While cantilevers can be successful, it is crucial to choose the right clinical setting for their usage. Incorrect placement or inadequate assessment of the patient’s oral condition can lead to potential issues down the line. It is essential for dentists to carefully evaluate factors such as the patient’s oral health, occlusal forces, and bone density before opting for a cantilever solution.

4. Potential Issues with Cantilevers

While cantilevers offer unique advantages, they can also present certain challenges. Dentists and patients should be aware of potential issues that may arise with cantilevered prosthetics. These can include:

a. Color Changes:

In some cases, the cantilevered prosthesis may exhibit color differences compared to the adjacent natural teeth. This disparity can be noticeable and affect the overall aesthetics of the restoration.

b. Margin Showing:

Improper design or placement of the cantilever can lead to the exposure of the margin, where the prosthesis meets the natural tooth or dental implant. This can result in unaesthetic outcomes and potential oral health concerns.

c. Gingival Recession:

Due to the unbalanced stresses placed on the cantilevered prosthesis, there is a risk of increased gingival recession. This can lead to discomfort for the patient and potential complications requiring further treatment.


Prosthetic cantilevers in restorative dentistry offer unique solutions for challenging clinical cases. However, their success relies on careful assessment, proper design, and meticulous execution. Dentists and patients should be aware of the potential benefits and drawbacks of using cantilevers, allowing them to make informed decisions regarding their dental treatments.


1. Are cantilevered prosthetics appropriate for everyone?

No, cantilevers are not suitable for every patient. The decision to use cantilevers depends on various factors such as the patient’s oral health, available space, and occlusal forces.

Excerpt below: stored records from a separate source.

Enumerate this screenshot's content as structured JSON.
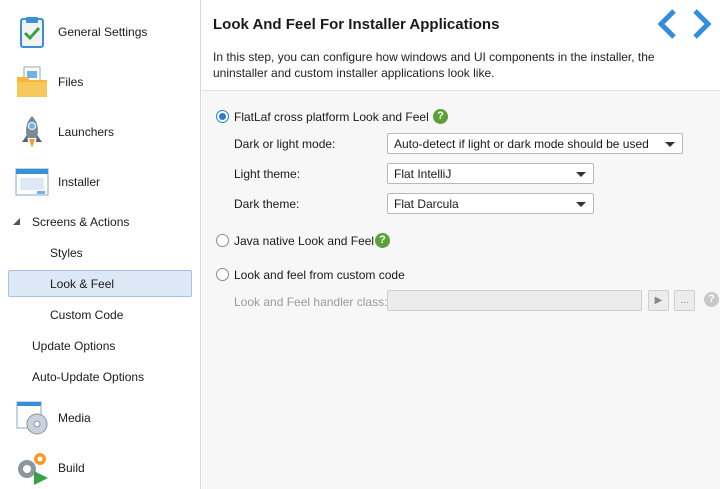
{
  "sidebar": {
    "items": [
      {
        "label": "General Settings",
        "icon": "clipboard-check-icon"
      },
      {
        "label": "Files",
        "icon": "folder-files-icon"
      },
      {
        "label": "Launchers",
        "icon": "rocket-icon"
      },
      {
        "label": "Installer",
        "icon": "installer-window-icon"
      },
      {
        "label": "Screens & Actions",
        "icon": "collapse-triangle-icon"
      },
      {
        "label": "Styles"
      },
      {
        "label": "Look & Feel"
      },
      {
        "label": "Custom Code"
      },
      {
        "label": "Update Options"
      },
      {
        "label": "Auto-Update Options"
      },
      {
        "label": "Media",
        "icon": "media-disc-icon"
      },
      {
        "label": "Build",
        "icon": "build-gears-icon"
      }
    ],
    "selected": "Look & Feel"
  },
  "header": {
    "title": "Look And Feel For Installer Applications",
    "description": "In this step, you can configure how windows and UI components in the installer, the uninstaller and custom installer applications look like.",
    "back_icon": "chevron-left-icon",
    "forward_icon": "chevron-right-icon"
  },
  "options": {
    "flatlaf": {
      "label": "FlatLaf cross platform Look and Feel",
      "selected": true,
      "help": "?",
      "mode_label": "Dark or light mode:",
      "mode_value": "Auto-detect if light or dark mode should be used",
      "light_label": "Light theme:",
      "light_value": "Flat IntelliJ",
      "dark_label": "Dark theme:",
      "dark_value": "Flat Darcula"
    },
    "native": {
      "label": "Java native Look and Feel",
      "selected": false,
      "help": "?"
    },
    "custom": {
      "label": "Look and feel from custom code",
      "selected": false,
      "handler_label": "Look and Feel handler class:",
      "handler_value": "",
      "run_icon": "play-icon",
      "more_label": "...",
      "help": "?"
    }
  },
  "colors": {
    "accent": "#2a7cd3",
    "help_green": "#5aa13a",
    "selection": "#dce8f5",
    "nav_arrow": "#2f8ee0"
  }
}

A thorough evaluation by a qualified dentist is necessary to determine their suitability.

2. Can color changes be prevented with cantilevered prosthetics?

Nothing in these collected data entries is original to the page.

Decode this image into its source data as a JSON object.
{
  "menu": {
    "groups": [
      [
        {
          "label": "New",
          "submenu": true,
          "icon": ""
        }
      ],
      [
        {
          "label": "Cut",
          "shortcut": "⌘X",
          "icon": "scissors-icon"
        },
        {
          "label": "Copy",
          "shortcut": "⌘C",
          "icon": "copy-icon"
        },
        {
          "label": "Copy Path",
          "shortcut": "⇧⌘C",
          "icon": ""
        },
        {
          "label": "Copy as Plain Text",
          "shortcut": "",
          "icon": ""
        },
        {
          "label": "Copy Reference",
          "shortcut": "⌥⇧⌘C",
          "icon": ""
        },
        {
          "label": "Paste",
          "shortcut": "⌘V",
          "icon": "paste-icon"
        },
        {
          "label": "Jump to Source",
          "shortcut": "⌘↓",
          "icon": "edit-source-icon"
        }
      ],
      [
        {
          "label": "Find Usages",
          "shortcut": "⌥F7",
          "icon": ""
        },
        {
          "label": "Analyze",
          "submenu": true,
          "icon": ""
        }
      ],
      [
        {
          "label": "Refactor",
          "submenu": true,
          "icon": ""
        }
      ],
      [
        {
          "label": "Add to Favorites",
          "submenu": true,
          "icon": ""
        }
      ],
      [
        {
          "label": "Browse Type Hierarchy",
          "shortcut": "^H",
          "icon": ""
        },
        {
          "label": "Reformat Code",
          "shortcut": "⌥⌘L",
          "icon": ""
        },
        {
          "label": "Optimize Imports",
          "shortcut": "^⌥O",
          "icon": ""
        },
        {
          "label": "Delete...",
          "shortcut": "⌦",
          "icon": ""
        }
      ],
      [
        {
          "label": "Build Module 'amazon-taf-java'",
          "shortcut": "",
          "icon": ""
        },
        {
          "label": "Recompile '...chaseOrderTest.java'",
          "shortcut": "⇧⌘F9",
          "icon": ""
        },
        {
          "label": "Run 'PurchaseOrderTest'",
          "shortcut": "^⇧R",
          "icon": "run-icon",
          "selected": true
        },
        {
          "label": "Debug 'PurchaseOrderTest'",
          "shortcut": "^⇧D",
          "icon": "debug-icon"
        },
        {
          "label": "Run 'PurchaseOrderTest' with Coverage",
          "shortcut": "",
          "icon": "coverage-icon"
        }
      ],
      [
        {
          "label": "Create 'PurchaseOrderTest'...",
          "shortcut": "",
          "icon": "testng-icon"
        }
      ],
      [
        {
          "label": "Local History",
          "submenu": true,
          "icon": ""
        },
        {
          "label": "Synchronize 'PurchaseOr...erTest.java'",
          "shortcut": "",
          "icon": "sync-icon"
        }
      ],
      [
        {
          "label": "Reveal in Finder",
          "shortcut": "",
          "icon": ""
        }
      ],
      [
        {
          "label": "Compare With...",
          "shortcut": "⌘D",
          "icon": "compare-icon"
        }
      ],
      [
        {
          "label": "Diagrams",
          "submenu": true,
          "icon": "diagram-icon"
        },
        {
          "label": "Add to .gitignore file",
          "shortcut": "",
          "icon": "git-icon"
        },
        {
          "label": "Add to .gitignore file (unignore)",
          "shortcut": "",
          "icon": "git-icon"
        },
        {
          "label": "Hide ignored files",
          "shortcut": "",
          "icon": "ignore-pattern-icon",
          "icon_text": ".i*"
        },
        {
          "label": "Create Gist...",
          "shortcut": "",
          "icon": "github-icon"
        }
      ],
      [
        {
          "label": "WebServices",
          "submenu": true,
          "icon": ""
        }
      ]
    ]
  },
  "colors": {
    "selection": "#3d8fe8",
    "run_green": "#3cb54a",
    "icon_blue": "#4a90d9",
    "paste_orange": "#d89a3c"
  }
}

Color differences between a cantilevered prosthesis and natural teeth can occur due to various reasons, including differences in materials and shade selection. Close collaboration between the dentist and dental technician can help minimize color discrepancies, but complete prevention may not always be achievable.

3. Will the exposed margin of a cantilevered prosthesis cause any problems?

An exposed margin can potentially lead to oral health concerns such as plaque accumulation and gum irritation. Proper design and placement of the cantilever, as well as regular dental hygiene practices, are essential in minimizing such problems.

4. Is gingival recession a common issue with cantilevers?

Gingival recession can occur in some cases due to the mechanical stresses placed on the cantilevered prosthesis. Dentists should carefully assess the patient’s oral condition and take preventive measures, such as providing adequate support and reducing mechanical strain, to minimize the risk of gingival recession.

5. Are there any alternatives to cantilevered prosthetics?

Yes, there are alternative treatment options available, depending on the specific needs of the patient. Dental implants, bridges, or removable dentures may be considered as alternatives to cantilevered prosthetics. A comprehensive evaluation and consultation with a dentist will help determine the most suitable solution for each individual case.